The word “spacious” is entirely subject to one’s interpretation, so don’t decide on an apartment based on a vague word like this alone. If you can’t get the landlord to give you exact room dimensions, you’re unlikely to get a really roomy apartment. The apartment could simply be more spacious than other apartments or it could have a lot of floor space-until you add your furniture.

Another caveat with the word “spacious” is that if the apartment truly is quite roomy, you may be looking at an older apartment, which was probably constructed 20 to 30 years ago or more, before the norm became to build more apartments in a single complex. An older apartment can be both a positive, if the floor space is important to you, and a negative, if the apartment may need more work done.

“Convenient to…”

“Convenient to Downtown,” “Convenient to the Interstate” and “Convenient to [Insert Popular City Destination Here]” are popular terms on apartment listings. This may not seem vague at first glance, but it really is. “Convenient” doesn’t automatically mean “you can walk there from your front door.” Most locations can be reached from any point within any given city within 20 to 30 minutes by car or even 60 to 120 minutes by bus and the vague definition of “convenient” covers any and all of these. Instead, use an online map tool to see how far important locales are to the apartment.
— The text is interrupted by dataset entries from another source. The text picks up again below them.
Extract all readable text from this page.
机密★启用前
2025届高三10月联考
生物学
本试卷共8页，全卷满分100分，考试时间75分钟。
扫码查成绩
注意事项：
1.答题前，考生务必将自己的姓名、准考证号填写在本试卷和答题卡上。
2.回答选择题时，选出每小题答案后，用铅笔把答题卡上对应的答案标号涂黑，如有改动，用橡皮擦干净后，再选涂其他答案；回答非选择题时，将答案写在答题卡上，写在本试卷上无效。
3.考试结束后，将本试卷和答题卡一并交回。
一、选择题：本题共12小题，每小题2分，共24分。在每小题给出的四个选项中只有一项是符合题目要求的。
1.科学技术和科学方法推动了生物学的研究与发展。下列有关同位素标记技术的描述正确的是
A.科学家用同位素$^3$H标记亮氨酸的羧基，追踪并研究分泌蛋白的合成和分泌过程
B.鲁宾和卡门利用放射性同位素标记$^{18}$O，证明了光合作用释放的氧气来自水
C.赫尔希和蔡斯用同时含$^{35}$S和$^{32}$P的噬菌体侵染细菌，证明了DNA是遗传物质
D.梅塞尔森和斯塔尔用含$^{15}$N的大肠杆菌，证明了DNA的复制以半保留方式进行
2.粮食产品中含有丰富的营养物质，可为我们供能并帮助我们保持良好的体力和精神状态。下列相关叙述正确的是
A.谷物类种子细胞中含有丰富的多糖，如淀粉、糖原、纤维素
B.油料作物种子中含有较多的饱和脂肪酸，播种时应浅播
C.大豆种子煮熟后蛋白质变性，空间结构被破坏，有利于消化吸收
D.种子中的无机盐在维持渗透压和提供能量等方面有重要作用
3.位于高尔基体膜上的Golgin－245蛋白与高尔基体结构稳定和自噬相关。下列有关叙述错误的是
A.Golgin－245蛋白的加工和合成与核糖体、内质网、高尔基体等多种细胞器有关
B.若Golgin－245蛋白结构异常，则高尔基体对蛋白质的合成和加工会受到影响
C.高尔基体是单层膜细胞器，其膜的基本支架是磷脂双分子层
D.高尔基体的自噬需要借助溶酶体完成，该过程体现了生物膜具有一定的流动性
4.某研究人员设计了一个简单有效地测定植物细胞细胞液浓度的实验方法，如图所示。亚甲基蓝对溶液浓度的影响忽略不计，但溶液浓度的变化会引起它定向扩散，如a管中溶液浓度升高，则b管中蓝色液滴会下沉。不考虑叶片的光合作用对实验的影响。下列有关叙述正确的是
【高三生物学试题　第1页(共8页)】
“Rustic” is a word taught to anyone in charge of selling a house or renting an apartment that’s fairly old compared to what else is available on the market. While it’s possible the apartment overlooks an area with a lot of trees, if you’re looking at apartment listings, it’s more likely to be closer to town than in the middle of the countryside.

“Bonus with Rental”

A promised “bonus” could really be anything at all, so don’t let “bonus” be an enticing word on the apartment listings you go over. Some bonuses can be truly beneficial, like a discounted rate for a year or a free month of rent with a signed year-long lease agreement, but other bonuses could just be a small waived signing fee or a basket of fruit upon your arrival.

Besides the unknown quality of this “bonus,” consider, too, that any apartment that needs to advertise bonuses is probably having a difficult time finding a renter. This raises questions about what could possibly be wrong or unlikeable with the place.

Before you sign a rental agreement or tour an apartment that’s a waste of your time, understand the basic language of apartment listings to decrease your chance of getting stuck with an unpleasant apartment or an apartment that doesn’t otherwise fit your needs. Vague listings mean you’ll have less power to argue with the landlord if the apartment is less than you expected.